While Diaz is quite well aware he didn't have to accept this fight, he did so because he felt it was the only way to put the questions that surrounded the decision in the first fight behind him. He says he has put that fight in his rear-view mirror, but he believes Malignaggi and the public have not, so he agreed to the rematch.

"The fight in August was in August, that was the past," Diaz explains. "Now I'm looking forward to the future. December twelfth is another night, another city and another public. I think all of the fans wanted to see a rematch between the two of us. I don't want to leave any of my fights in doubt. But I love it when people doubt me. That's really what drives me. That's when I come to the top and rise to the challenge. When my back is against the ropes, that's when I perform at my best."

Earlier this year, Diaz and his manager, Willie Savannah, traded a robe and trunks for a cap and gown.

Diaz claims he used the firestorm of protest that enveloped the first fight to help fuel him on to new heights. As a result, he feels that tonight will see him at or near his peak form.

Diaz indicted he may not have been in the best of shape the first time around and mentioned that he wasn't as focused for Malignaggi as he had been for past fights when he was the 135-pound champion. But after a solid 10-week training camp, in which he weight-trained under the auspices of strength trainer Brian Caldwell and paid strict attention to a well-balanced diet, Diaz feels tonight is his night to shine. For this bout, neither fighter can weigh more than 139-pounds

"This time around, I've had a little more time to adjust and I didn't have as much time to rest up since the last fight, but that's the way I like it," he said. "I'm a real active fighter and I like to stay active as much as I can. I've been eating right day-in and day-out."

In a year that has seen him engage in a fierce, fight of the year type battle versus Mexican great Juan Manuel Marquez (in which he was knocked out in the 9th round) and the controversial bout with Malignaggi, Diaz just wants to set the record straight before the book is closed on 2009.

Something else that becomes clear as you speak to Diaz is that while he is most always amiable, he does have an extremely competitive spirit that sometimes bubbles up from under the surface.

"I told my manager, Willie Savannah, to make this fight," says Diaz. "It doesn't matter where we fight and these guys that talk a lot don't scare me. When I step into the ring, I'm not afraid of anything or anyone. I'm going to be there with pressure and ready to go to war."

But the question is, after all of these years in the sport, with three world title belts, financial riches an education and a bright future ahead of him – why does Juan Diaz still fight on?

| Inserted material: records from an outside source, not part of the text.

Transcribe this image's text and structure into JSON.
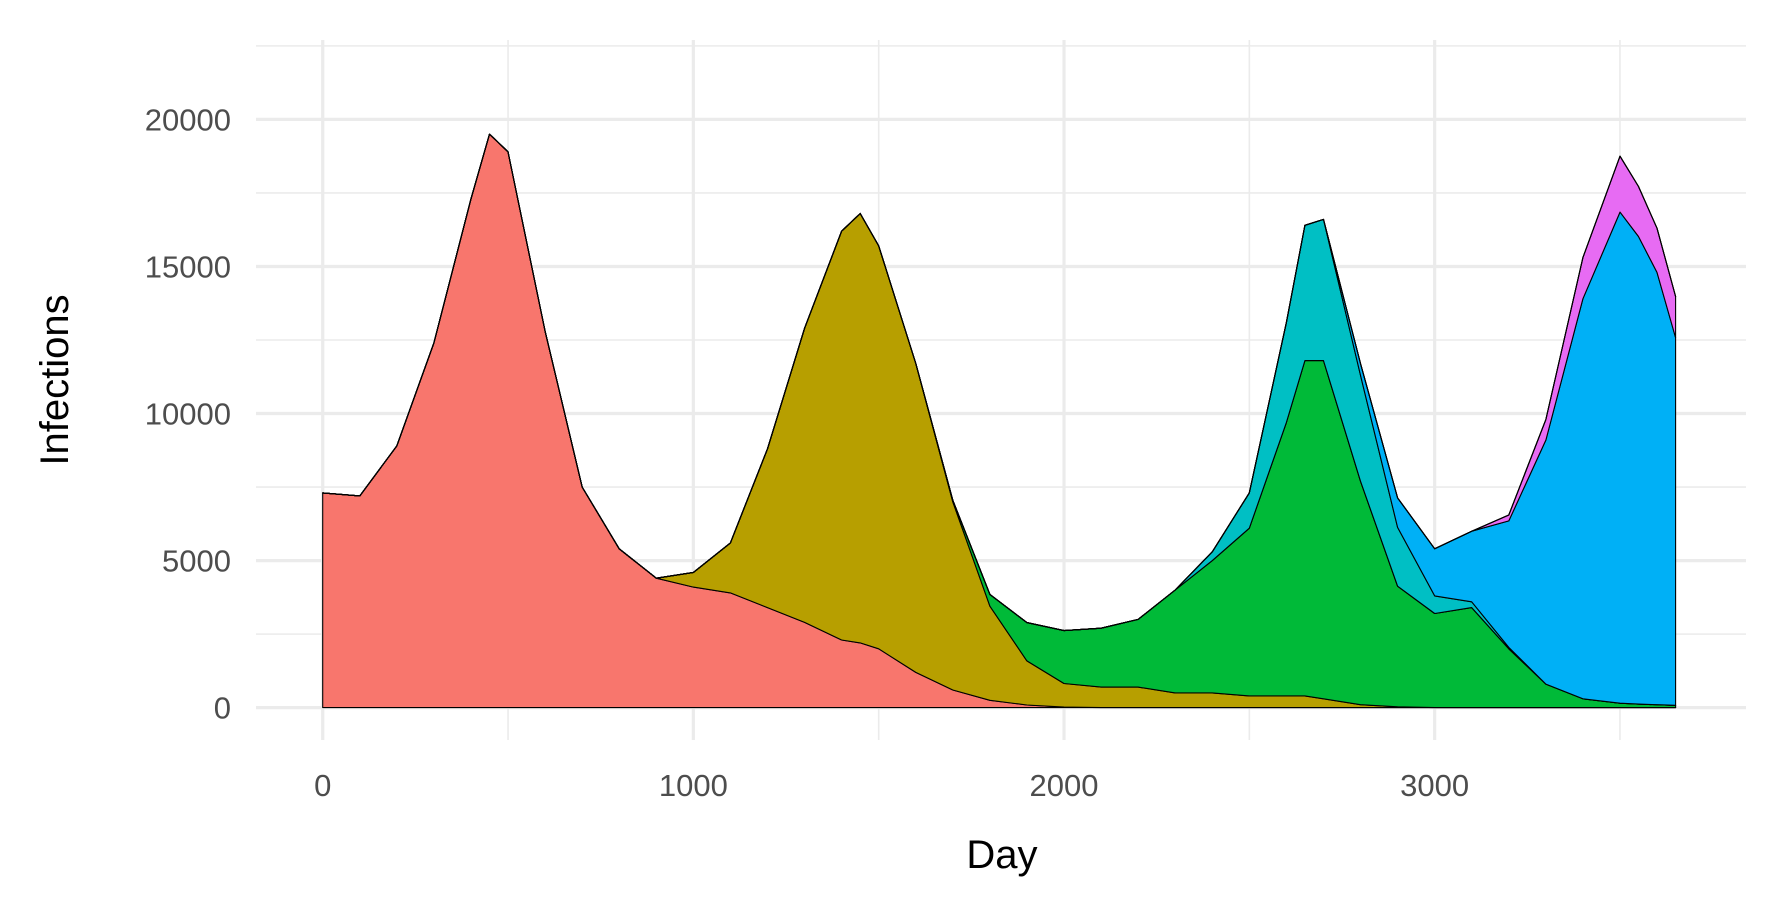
{
  "chart_data": {
    "type": "area",
    "stacked": true,
    "title": "",
    "xlabel": "Day",
    "ylabel": "Infections",
    "xlim": [
      -180,
      3840
    ],
    "ylim": [
      -1100,
      22700
    ],
    "x_ticks": [
      0,
      1000,
      2000,
      3000
    ],
    "x_tick_labels": [
      "0",
      "1000",
      "2000",
      "3000"
    ],
    "x_minor_ticks": [
      500,
      1500,
      2500,
      3500
    ],
    "y_ticks": [
      0,
      5000,
      10000,
      15000,
      20000
    ],
    "y_tick_labels": [
      "0",
      "5000",
      "10000",
      "15000",
      "20000"
    ],
    "y_minor_ticks": [
      2500,
      7500,
      12500,
      17500,
      22500
    ],
    "grid": true,
    "legend": "none",
    "x": [
      0,
      100,
      200,
      300,
      400,
      450,
      500,
      600,
      700,
      800,
      900,
      1000,
      1100,
      1200,
      1300,
      1400,
      1450,
      1500,
      1600,
      1700,
      1800,
      1900,
      2000,
      2100,
      2200,
      2300,
      2400,
      2500,
      2600,
      2650,
      2700,
      2800,
      2900,
      3000,
      3100,
      3200,
      3300,
      3400,
      3500,
      3550,
      3600,
      3650
    ],
    "series": [
      {
        "color": "#F8766D",
        "values": [
          7300,
          7200,
          8900,
          12400,
          17300,
          19500,
          18900,
          12800,
          7500,
          5400,
          4400,
          4100,
          3900,
          3400,
          2900,
          2300,
          2200,
          2000,
          1200,
          600,
          250,
          90,
          20,
          0,
          0,
          0,
          0,
          0,
          0,
          0,
          0,
          0,
          0,
          0,
          0,
          0,
          0,
          0,
          0,
          0,
          0,
          0
        ]
      },
      {
        "color": "#B79F00",
        "values": [
          0,
          0,
          0,
          0,
          0,
          0,
          0,
          0,
          0,
          0,
          0,
          500,
          1700,
          5400,
          10000,
          13900,
          14600,
          13700,
          10500,
          6400,
          3200,
          1500,
          800,
          700,
          700,
          500,
          500,
          400,
          400,
          400,
          300,
          100,
          30,
          0,
          0,
          0,
          0,
          0,
          0,
          0,
          0,
          0
        ]
      },
      {
        "color": "#00BA38",
        "values": [
          0,
          0,
          0,
          0,
          0,
          0,
          0,
          0,
          0,
          0,
          0,
          0,
          0,
          0,
          0,
          0,
          0,
          0,
          0,
          50,
          400,
          1300,
          1800,
          2000,
          2300,
          3500,
          4500,
          5700,
          9300,
          11400,
          11500,
          7600,
          4100,
          3200,
          3400,
          2000,
          800,
          300,
          150,
          120,
          100,
          80
        ]
      },
      {
        "color": "#00C08B",
        "values": [
          0,
          0,
          0,
          0,
          0,
          0,
          0,
          0,
          0,
          0,
          0,
          0,
          0,
          0,
          0,
          0,
          0,
          0,
          0,
          0,
          0,
          0,
          0,
          0,
          0,
          0,
          0,
          0,
          0,
          0,
          0,
          0,
          0,
          0,
          0,
          0,
          0,
          0,
          0,
          0,
          0,
          0
        ]
      },
      {
        "color": "#00BFC4",
        "values": [
          0,
          0,
          0,
          0,
          0,
          0,
          0,
          0,
          0,
          0,
          0,
          0,
          0,
          0,
          0,
          0,
          0,
          0,
          0,
          0,
          0,
          0,
          0,
          0,
          0,
          0,
          300,
          1200,
          3400,
          4600,
          4800,
          3600,
          2000,
          600,
          200,
          50,
          0,
          0,
          0,
          0,
          0,
          0
        ]
      },
      {
        "color": "#00B0F6",
        "values": [
          0,
          0,
          0,
          0,
          0,
          0,
          0,
          0,
          0,
          0,
          0,
          0,
          0,
          0,
          0,
          0,
          0,
          0,
          0,
          0,
          0,
          0,
          0,
          0,
          0,
          0,
          0,
          0,
          0,
          0,
          0,
          400,
          1000,
          1600,
          2400,
          4300,
          8300,
          13600,
          16700,
          15900,
          14700,
          12500
        ]
      },
      {
        "color": "#E76BF3",
        "values": [
          0,
          0,
          0,
          0,
          0,
          0,
          0,
          0,
          0,
          0,
          0,
          0,
          0,
          0,
          0,
          0,
          0,
          0,
          0,
          0,
          0,
          0,
          0,
          0,
          0,
          0,
          0,
          0,
          0,
          0,
          0,
          0,
          0,
          0,
          0,
          200,
          700,
          1400,
          1900,
          1700,
          1500,
          1400
        ]
      },
      {
        "color": "#FF62BC",
        "values": [
          0,
          0,
          0,
          0,
          0,
          0,
          0,
          0,
          0,
          0,
          0,
          0,
          0,
          0,
          0,
          0,
          0,
          0,
          0,
          0,
          0,
          0,
          0,
          0,
          0,
          0,
          0,
          0,
          0,
          0,
          0,
          0,
          0,
          0,
          0,
          0,
          0,
          0,
          0,
          0,
          0,
          0
        ]
      },
      {
        "color": "#00A9FF",
        "values": [
          0,
          0,
          0,
          0,
          0,
          0,
          0,
          0,
          0,
          0,
          0,
          0,
          0,
          0,
          0,
          0,
          0,
          0,
          0,
          0,
          0,
          0,
          0,
          0,
          0,
          0,
          0,
          0,
          0,
          0,
          0,
          0,
          0,
          0,
          0,
          0,
          0,
          0,
          0,
          0,
          0,
          0
        ]
      }
    ]
  }
}
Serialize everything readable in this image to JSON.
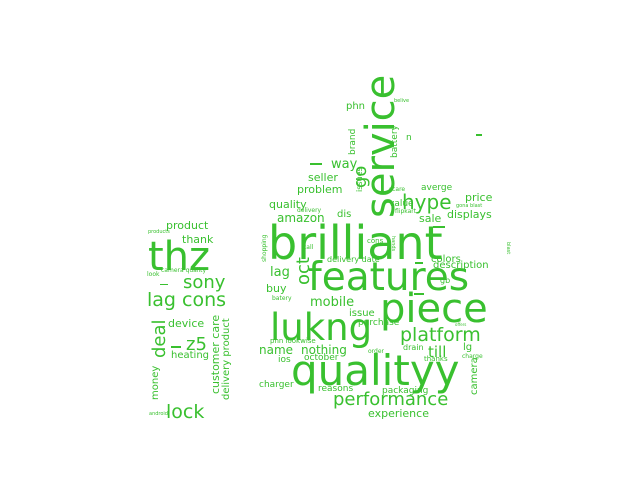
{
  "colors": {
    "word": "#39c02f",
    "background": "#ffffff"
  },
  "words": {
    "brilliant": "brilliant",
    "features": "features",
    "service": "service",
    "qualityy": "qualityy",
    "lukng": "lukng",
    "piece": "piece",
    "thz": "thz",
    "platform": "platform",
    "performance": "performance",
    "lag_cons": "lag cons",
    "sony": "sony",
    "lock": "lock",
    "hype": "hype",
    "oct": "oct",
    "z5": "z5",
    "deal": "deal",
    "go": "go",
    "till": "till",
    "amazon": "amazon",
    "quality": "quality",
    "lag": "lag",
    "buy": "buy",
    "mobile": "mobile",
    "name": "name",
    "nothing": "nothing",
    "experience": "experience",
    "product": "product",
    "thank": "thank",
    "device": "device",
    "heating": "heating",
    "money": "money",
    "customer_care": "customer care",
    "delivery_product": "delivery product",
    "way": "way",
    "seller": "seller",
    "problem": "problem",
    "dis": "dis",
    "phn": "phn",
    "brand": "brand",
    "battery": "battery",
    "n": "n",
    "issues": "issues",
    "value": "value",
    "price": "price",
    "averge": "averge",
    "sale": "sale",
    "displays": "displays",
    "description": "description",
    "colors": "colors",
    "lg": "lg",
    "gb": "gb",
    "issue": "issue",
    "purchase": "purchase",
    "camera": "camera",
    "ios": "ios",
    "october": "october",
    "reasons": "reasons",
    "packaging": "packaging",
    "charger": "charger",
    "delivery_date": "delivery date",
    "cons": "cons",
    "drain": "drain",
    "thanks": "thanks",
    "charge": "charge",
    "phn_lookwise": "phn lookwise",
    "batery": "batery",
    "call": "call",
    "shopping": "shopping",
    "order": "order",
    "flipkart": "flipkart",
    "scare": "scare",
    "delivery": "delivery",
    "gona_blast": "gona blast",
    "belive": "belive",
    "blast": "blast",
    "hands": "hands",
    "camera_quality": "camera quality",
    "look": "look",
    "android": "android",
    "offers": "offers",
    "products": "products"
  }
}
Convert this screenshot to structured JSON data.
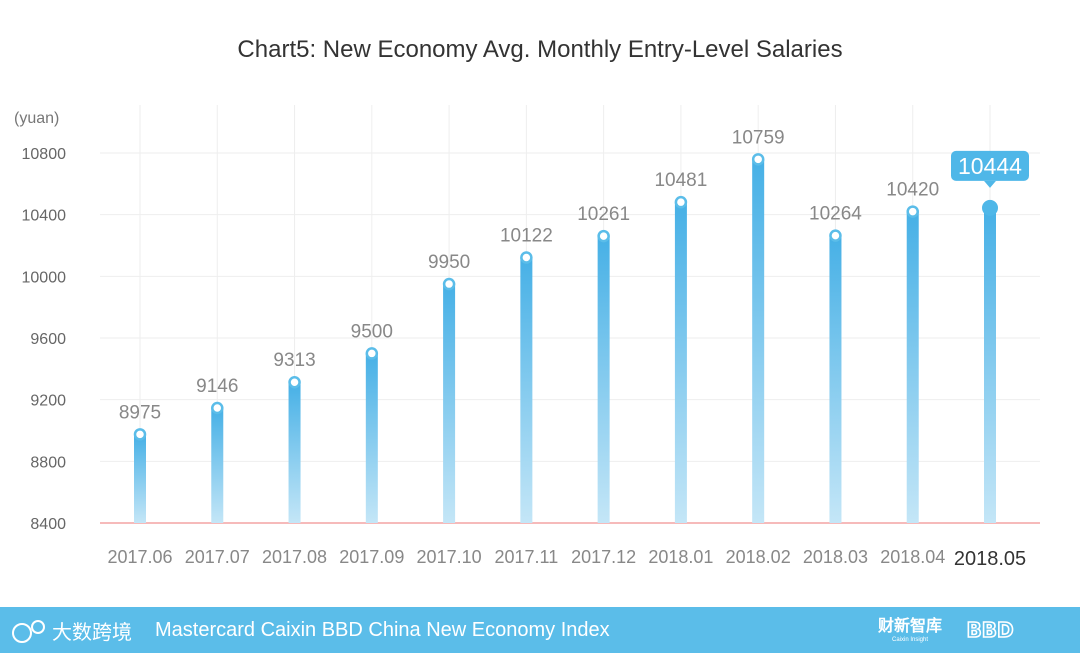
{
  "chart_data": {
    "type": "bar",
    "title": "Chart5:  New Economy Avg. Monthly Entry-Level Salaries",
    "ylabel": "(yuan)",
    "xlabel": "",
    "categories": [
      "2017.06",
      "2017.07",
      "2017.08",
      "2017.09",
      "2017.10",
      "2017.11",
      "2017.12",
      "2018.01",
      "2018.02",
      "2018.03",
      "2018.04",
      "2018.05"
    ],
    "values": [
      8975,
      9146,
      9313,
      9500,
      9950,
      10122,
      10261,
      10481,
      10759,
      10264,
      10420,
      10444
    ],
    "yticks": [
      8400,
      8800,
      9200,
      9600,
      10000,
      10400,
      10800
    ],
    "ylim": [
      8400,
      11000
    ],
    "highlight_index": 11,
    "grid": true,
    "colors": {
      "bar": "#5bbde9",
      "highlight": "#4fb7e8",
      "baseline": "#f4a3a3",
      "grid": "#eeeeee"
    }
  },
  "footer": {
    "text": "Mastercard Caixin BBD China New Economy Index",
    "logo_left": "大数跨境",
    "logo_caixin": "财新智库",
    "logo_caixin_sub": "Caixin Insight",
    "logo_bbd": "BBD",
    "background": "#5bbde9"
  }
}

"I have everything you've mentioned," he replies. "But I want the marquee fight that I was successful in and I want to come out on top. I want to go down in the history books and I want the history books to say that I was a great fighter. The people that are remembered for doing great things are in the history books because they did great things. I've studied history and political science and in all of those books are people that are remembered. That's what I want."

To do that, he’ll have to get by Paulie Malignaggi. If he’s lucky, maybe it will be the marquee fight that Juan Diaz has always wanted. It would appear as though he has just about everything else.